This is for a project|||U-boats were responsible for the only direct attack on North America by German forces in World War 2, when U-518 hit a loading pier in Newfoundland with a torpedo.
U-boats generally used battery powered electric engines when submerged, and diesel engines on the surface. The diesel engines charged the batteries for the electric engines.
Germany's use of unrestricted U-boat warfare, resulting in the deaths of American civilians on passenger ships attacked without warning, caused America's eventual entry into World War 1.
The introduction of convoy systems was an important defence against U-boat attacks on merchant ships, so that the ships could travel in groups escorted by warships. Convoys were used in both wars. In World War 2, the U-boats responded by adopting "Wolf Pack" techniques where they would also operate in large groups by all converging on one convoy.
In World War 2, radar eventually became an important means for aircraft and ships to detect U-boats on the surface from long range.
Many of sinkings of U-boats in World War 2 were a result of the Allies having broken the German Enigma codes by using early computers in a massive code-breaking effort consisting of thousands of staff at Bletchley Park in England. The code-breaking work was made easier when an intact Enigma machine was recovered when the British captured U-110.
U-570 was the only U-boat to fight on both sides in World War 2, after being captured by the British and renamed HMS Graph. The story of her capture is a bizarre tale. The submarine resurfaced after a depth charge attack because the inexperienced crew didn't know that it was safe to dive, and then surrendered to British aircraft.

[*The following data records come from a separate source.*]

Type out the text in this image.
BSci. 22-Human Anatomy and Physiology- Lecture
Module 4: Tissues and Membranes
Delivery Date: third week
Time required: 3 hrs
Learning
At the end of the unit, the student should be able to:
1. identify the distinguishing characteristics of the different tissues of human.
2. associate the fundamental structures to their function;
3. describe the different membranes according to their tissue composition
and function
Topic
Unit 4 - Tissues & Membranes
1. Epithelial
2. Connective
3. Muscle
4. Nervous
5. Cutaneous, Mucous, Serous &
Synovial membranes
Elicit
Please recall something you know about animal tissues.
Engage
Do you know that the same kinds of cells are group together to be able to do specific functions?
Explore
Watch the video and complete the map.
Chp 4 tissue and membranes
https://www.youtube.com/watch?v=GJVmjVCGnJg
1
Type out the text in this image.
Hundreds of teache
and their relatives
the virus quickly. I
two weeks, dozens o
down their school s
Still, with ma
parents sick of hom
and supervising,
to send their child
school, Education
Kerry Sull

One of the aircraft then flew in circles round the U-boat for 13 hours, which is how long it took British ships to reach it. The aircraft had been under orders to sink the U-boat, after warning the crew to abandon ship, if no ship arrived by sunset.
The ships were not yet ready to board the surrendered U-boat, so the U-boat crew had to stay on board overnight. They didn't attempt to scuttle (sink) the U-boat to prevent its capture, because the British ships had told them that if they did so then they would not be rescued from the water, resulting in certain death.
At dawn, the Germans repeatedly requested to be taken off the U-boat, which was in a dreadful condition and very smelly, and the British repeatedly refused because they suspected the Germans would let the U-boat sink as they left it.
Another British aircraft, flown by Norwegians, which did not know the U-boat had surrendered, then arrived and attacked it, and even also attacked one of the British ships, which fired back.
Later, losing patience with unsuccessful attempts to take the submarine in tow, the British tried to fire warning shots with a machine gun, but accidentally hit some of the German sailors on the U-boat.
Finally British sailors managed to board the U-boat, and it was towed back to Britain with a constant patrol of British aircraft circling over it the whole way.
The British officer who inspected the U-boat described it:
"The interior of the submarine was unlit and was in a chaotic state; leaks of oil and water from the broken gauge glasses of internal tanks had combined with vast quantities of provisions, flour, dried peas and beans, soft fruit, clothes, bedding, and the remains of scores of loaves of black bread to form a revolting morass that in places was knee-deep. It was subsequently discovered that in this ship the crew's W.C. had been converted into a food locker and overturned buckets of excrement added to the general noisome conditions."|||They were primative subs which stank to high heaven. Apart from the diesel burning engines, the sewage system didn't always work right.|||That serving in a U-boat was the most dangerous armed service, ever. In wwii, of the 39,000 who served, 30,000 were lost.